2.3.2. Sample elution and analysis
The dried HLB Plus cartridges along with empty original sample containers were shipped at 4 °C to the National Institute of Environmental Studies (NIES) (Tsukuba, Japan) for sample elution and analysis. As the samples used for method demonstration were archived for many years, the empty original sample containers were rinsed with 5 mL of pre-cleaned methanol to wash off any PFAAs sorbed onto the walls of the sample containers and the rinsate used to elute the target analytes from the cartridge at a flow rate of 1 mL/min. The eluate was reduced in volume to 3 mL with a centrifugal evaporator (Asahi Life Science Co., Ltd., Saitama, Japan).
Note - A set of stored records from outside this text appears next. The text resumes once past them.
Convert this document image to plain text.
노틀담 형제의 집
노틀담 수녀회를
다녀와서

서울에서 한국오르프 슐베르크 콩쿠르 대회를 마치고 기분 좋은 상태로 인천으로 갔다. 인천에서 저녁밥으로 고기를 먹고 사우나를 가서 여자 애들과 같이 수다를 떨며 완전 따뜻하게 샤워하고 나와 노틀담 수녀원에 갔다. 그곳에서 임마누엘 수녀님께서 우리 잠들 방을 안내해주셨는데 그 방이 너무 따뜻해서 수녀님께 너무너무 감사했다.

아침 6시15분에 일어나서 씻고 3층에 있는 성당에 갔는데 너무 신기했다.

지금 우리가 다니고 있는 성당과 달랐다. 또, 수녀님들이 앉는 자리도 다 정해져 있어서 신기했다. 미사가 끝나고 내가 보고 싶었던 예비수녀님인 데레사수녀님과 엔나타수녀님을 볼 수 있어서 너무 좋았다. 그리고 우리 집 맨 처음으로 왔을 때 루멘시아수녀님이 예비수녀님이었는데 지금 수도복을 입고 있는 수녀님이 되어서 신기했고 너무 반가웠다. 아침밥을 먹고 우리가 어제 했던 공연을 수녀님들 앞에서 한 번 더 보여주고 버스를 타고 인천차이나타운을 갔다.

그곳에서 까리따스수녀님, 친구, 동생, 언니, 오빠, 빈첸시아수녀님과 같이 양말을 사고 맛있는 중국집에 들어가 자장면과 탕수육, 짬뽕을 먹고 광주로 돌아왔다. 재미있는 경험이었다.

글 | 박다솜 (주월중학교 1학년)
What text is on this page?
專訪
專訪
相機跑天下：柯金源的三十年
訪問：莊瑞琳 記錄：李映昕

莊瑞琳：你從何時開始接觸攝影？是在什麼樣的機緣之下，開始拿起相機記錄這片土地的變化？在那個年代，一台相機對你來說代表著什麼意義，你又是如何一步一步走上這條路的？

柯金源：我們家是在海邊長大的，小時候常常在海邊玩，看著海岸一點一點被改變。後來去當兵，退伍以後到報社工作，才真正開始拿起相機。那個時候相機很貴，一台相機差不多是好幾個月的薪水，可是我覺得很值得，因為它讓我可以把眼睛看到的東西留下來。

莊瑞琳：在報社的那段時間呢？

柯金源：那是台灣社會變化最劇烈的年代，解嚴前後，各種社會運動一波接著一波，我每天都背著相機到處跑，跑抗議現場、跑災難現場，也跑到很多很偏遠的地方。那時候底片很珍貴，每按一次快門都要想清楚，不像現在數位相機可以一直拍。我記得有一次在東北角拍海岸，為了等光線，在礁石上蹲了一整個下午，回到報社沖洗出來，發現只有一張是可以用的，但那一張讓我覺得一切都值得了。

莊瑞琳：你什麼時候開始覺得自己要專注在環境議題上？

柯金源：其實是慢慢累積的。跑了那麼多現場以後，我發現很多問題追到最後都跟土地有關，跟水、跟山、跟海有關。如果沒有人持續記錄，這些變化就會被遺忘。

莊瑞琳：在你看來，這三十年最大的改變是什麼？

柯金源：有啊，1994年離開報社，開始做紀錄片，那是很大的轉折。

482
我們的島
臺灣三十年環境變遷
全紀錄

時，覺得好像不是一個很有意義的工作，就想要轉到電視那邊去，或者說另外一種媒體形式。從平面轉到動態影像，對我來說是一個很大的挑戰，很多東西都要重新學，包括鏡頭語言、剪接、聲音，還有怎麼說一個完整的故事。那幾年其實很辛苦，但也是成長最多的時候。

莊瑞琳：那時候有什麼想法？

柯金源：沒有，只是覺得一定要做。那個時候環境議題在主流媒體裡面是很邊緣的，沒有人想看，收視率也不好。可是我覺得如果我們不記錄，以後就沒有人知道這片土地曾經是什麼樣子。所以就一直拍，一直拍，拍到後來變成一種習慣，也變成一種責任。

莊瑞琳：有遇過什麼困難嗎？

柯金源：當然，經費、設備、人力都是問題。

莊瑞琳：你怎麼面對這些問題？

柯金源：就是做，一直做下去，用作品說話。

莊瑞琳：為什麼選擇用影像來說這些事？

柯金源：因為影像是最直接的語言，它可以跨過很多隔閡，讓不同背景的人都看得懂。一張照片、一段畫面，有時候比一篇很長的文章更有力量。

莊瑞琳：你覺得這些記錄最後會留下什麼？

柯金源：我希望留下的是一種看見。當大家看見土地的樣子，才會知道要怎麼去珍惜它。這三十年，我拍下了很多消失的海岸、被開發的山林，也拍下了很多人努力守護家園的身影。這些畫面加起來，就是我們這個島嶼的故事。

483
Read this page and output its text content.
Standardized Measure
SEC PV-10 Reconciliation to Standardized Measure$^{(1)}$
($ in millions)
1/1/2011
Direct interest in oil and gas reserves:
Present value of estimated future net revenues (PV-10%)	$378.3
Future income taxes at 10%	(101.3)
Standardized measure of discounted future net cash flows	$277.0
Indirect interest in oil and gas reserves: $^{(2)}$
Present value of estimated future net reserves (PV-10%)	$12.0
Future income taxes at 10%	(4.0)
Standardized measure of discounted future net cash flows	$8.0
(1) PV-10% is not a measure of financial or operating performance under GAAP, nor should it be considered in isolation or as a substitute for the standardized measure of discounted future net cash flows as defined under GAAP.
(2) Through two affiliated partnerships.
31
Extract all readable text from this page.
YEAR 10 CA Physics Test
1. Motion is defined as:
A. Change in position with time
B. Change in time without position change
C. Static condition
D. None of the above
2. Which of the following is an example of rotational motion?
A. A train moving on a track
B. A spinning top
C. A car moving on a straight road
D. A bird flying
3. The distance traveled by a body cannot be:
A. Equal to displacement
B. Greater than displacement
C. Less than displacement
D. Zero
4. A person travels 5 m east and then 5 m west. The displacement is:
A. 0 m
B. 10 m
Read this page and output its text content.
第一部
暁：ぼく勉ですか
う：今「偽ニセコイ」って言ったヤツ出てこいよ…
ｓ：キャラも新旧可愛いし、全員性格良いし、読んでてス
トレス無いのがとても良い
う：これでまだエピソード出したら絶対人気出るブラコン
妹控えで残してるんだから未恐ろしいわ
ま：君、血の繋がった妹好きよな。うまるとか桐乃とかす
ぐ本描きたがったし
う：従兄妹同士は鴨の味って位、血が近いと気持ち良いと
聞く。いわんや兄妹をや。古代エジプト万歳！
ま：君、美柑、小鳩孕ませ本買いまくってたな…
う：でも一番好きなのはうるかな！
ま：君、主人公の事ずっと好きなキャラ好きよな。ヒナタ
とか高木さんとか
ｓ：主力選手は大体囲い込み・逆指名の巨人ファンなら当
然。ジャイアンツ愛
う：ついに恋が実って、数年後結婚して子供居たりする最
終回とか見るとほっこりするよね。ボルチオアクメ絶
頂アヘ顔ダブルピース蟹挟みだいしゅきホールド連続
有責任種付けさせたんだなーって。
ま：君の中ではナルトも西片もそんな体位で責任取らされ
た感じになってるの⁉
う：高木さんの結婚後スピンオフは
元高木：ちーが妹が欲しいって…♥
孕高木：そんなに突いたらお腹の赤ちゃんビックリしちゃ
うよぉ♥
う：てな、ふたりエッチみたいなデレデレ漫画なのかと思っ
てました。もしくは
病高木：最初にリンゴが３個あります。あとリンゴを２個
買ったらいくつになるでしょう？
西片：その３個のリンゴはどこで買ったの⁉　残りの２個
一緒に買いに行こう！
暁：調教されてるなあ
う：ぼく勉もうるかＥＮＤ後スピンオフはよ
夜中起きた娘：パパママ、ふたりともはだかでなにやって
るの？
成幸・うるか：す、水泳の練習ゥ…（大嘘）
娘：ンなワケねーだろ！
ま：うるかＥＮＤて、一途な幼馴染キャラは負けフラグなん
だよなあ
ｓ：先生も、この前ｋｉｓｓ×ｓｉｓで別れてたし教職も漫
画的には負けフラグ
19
Finally, a 75 μL of a 10 pg/μL of internal standard solution (M8PFOA and M8PFOS) was spiked and the extract was reconstituted to 3.5 mL with pre-cleaned methanol and vortex mixed well. (Fig. 1A) The sample extracts were analyzed on the on-line-SPE-HPLC–MS/MS instrument as described in section 2.5.
2.4. Quality control
To monitor the background contamination, duplicate procedural blanks (pre-cleaned DI water) were spiked with the surrogates and extracted for each extraction batch. To monitor the method performance, the target PFAAs were spiked in the laboratory blanks (pre-cleaned DI water) and extracted following the method described in Section 2.3. These fortified laboratory blanks were included at both EPA and NIES laboratories. Due to the limited sample volume availability for method demonstration, the tap water samples from EPA laboratory were fortified and used as matrix fortified samples to determine the influence of sample matrix on the method performance. The tap water samples were fortified with 75 pg of target analytes and extracted following the method described in Section 2.3.
2.5. Instrumental analysis
Analysis of PFAAs was performed using high-performance liquid chromatograph (HPLC) consisting of LC pump, LC-30AD and binary LC pump, LC-20AB (Shimadzu Corporation, Kyoto, Japan) coupled with a triple quadrupole mass spectrometer, (LCMS-8080, Shimadzu Corporation, Kyoto, Japan). The HPLC consisted of a binary high pressure gradient pumps, column compartment, an auto-sampler, and high pressure switching valve. Two scrubber columns were used to pre-clean the mobile phase solvents, methanol, de-ionized water, and 0.1% NH4OH in pre-cleaned methanol using Oasis WAX (2.1 × 20 mm, 30 μm), Oasis HLB (2.1 × 20 mm, 5 μm) (Waters Corporation, Milford, MA) and ghost trap DS (7.6 × 30 mm) columns (Shimadzu Corporation, Kyoto, Japan), respectively (Table SI 2). A pre-concentration column, Oasis WAX column, 2.1 × 20 mm, 30 μm (Waters Corporation) was used to concentrate the large volume injection. An Inertsustain C18, 1.5 × 10 mm, 3 μm, (GL Science, Inc., Tokyo, Japan) was used as the guard column. An Inertsustain C18, 2.1 × 50 mm, 3 μm, (GL Science, Inc., Tokyo, Japan) was used for the analytical column. The LCMS was operated in the negative electro-spray ionization (ESI) mode using multiple reaction monitoring (MRM) (Table 1).
Table 1.
LC–MS/MS parameters of all target analytes, surrogates and internal standards and the LCMRL values of target analytes.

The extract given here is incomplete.